In 21 days Jen would be dead.
Here’s where I make a personal admission.
I knew Jen well enough to call her a friend. But looking back, I didn’t come through as a friend when she most needed one. And to be honest, we were never especially close.
I came into the Mendenhall circle in early 2008, shortly after meeting my future wife, which was also around the same time Jen was moving to Charlotte. We saw each other at parties and weddings, but I don’t particularly remember any personal conversations that would have allowed us to really get to know one another.
Over the past seven years, my wife and I have grown increasingly close with LaToya, and Sarah, along with her husband Adam. We named LaToya the godmother of our daughter, who was born in 2013. All that is to say that, not knowing Jen very well, her death registered with me primarily as sadness for LaToya and Sarah, along with my wife.

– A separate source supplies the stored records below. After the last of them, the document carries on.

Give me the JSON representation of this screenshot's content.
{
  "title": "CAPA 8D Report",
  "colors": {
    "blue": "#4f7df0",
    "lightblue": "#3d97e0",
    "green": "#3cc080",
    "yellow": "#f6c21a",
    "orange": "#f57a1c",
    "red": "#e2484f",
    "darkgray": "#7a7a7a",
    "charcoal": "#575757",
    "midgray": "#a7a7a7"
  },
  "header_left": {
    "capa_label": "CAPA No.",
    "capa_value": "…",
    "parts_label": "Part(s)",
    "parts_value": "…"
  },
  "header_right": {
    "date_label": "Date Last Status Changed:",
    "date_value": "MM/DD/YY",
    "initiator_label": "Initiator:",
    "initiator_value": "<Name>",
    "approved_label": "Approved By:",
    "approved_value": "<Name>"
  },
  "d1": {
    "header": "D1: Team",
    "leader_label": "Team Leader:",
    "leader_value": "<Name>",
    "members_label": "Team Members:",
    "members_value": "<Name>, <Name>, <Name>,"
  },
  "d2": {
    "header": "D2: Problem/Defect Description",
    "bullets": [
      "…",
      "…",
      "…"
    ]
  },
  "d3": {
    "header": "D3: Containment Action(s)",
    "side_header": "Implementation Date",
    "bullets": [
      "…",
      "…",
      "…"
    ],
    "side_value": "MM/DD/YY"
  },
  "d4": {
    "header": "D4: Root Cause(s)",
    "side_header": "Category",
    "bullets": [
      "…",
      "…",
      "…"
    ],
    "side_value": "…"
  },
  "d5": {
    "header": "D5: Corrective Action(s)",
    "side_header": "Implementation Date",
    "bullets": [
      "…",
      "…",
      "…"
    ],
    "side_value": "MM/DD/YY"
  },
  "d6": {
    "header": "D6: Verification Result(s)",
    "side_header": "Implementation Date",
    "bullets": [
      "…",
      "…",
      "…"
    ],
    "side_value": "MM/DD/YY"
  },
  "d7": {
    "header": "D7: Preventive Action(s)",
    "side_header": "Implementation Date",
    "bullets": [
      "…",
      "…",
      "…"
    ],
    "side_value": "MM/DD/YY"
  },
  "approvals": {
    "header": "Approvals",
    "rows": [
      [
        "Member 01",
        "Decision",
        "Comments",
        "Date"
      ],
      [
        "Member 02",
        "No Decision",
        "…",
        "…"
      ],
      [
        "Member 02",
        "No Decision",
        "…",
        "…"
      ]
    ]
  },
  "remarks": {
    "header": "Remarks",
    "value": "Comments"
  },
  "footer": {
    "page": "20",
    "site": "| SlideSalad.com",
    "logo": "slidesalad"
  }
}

Jen’s arrest “made the news,” to use an unsentimental phrase common among those who don’t necessarily appreciate media attention. The hideous booking photograph and story ripped straight from the police press release in the Winston-Salem Journal rattled me, although I too have recycled plenty of press releases about low-level offenders, often adding a dose of mockery and belittlement. Now I know how it feels to be on the other side.
When my wife told me that Jen had died, I felt shock and sadness, but I was preoccupied with family and professional matters. And if I thought Jen’s death was newsworthy at all, I’m sure I concluded that my personal connection to her ruled me out as the reporter for the assignment. I wanted to move on as quickly as possible.
It took writing about addiction four months later for me to realize that I had a personal connection to a story as harrowing, sad and unjust as any I had covered as a reporter. After all, here was a woman with an unborn child who had suffered an apparent heart attack in jail, and later died as a result of it. Considering my personal entanglements, I felt that I needed permission from Jen’s closest friends to write the story. They agreed that it was important to hold the jail accountable, but wanted to make sure it was alright with Janis McCormack, Jen’s mother. Janis eventually gave her blessing.
Was Jen’s death avoidable? What might have been done to protect her? Where exactly did the system fail her? Have we as a society abandoned the most vulnerable of our citizens and failed to allocate adequate resources to ensure their protection?
These are questions that need to be asked on behalf of any friend — or, for that matter, any stranger.
If we don’t care what happened to Jen, maybe that means we don’t care that much about our own health and safety. Do we want a healthcare system in our jail that truly protects people, or should we just hope for the best and accept that the worst is in the realm of possibility if we or someone we love ends up there?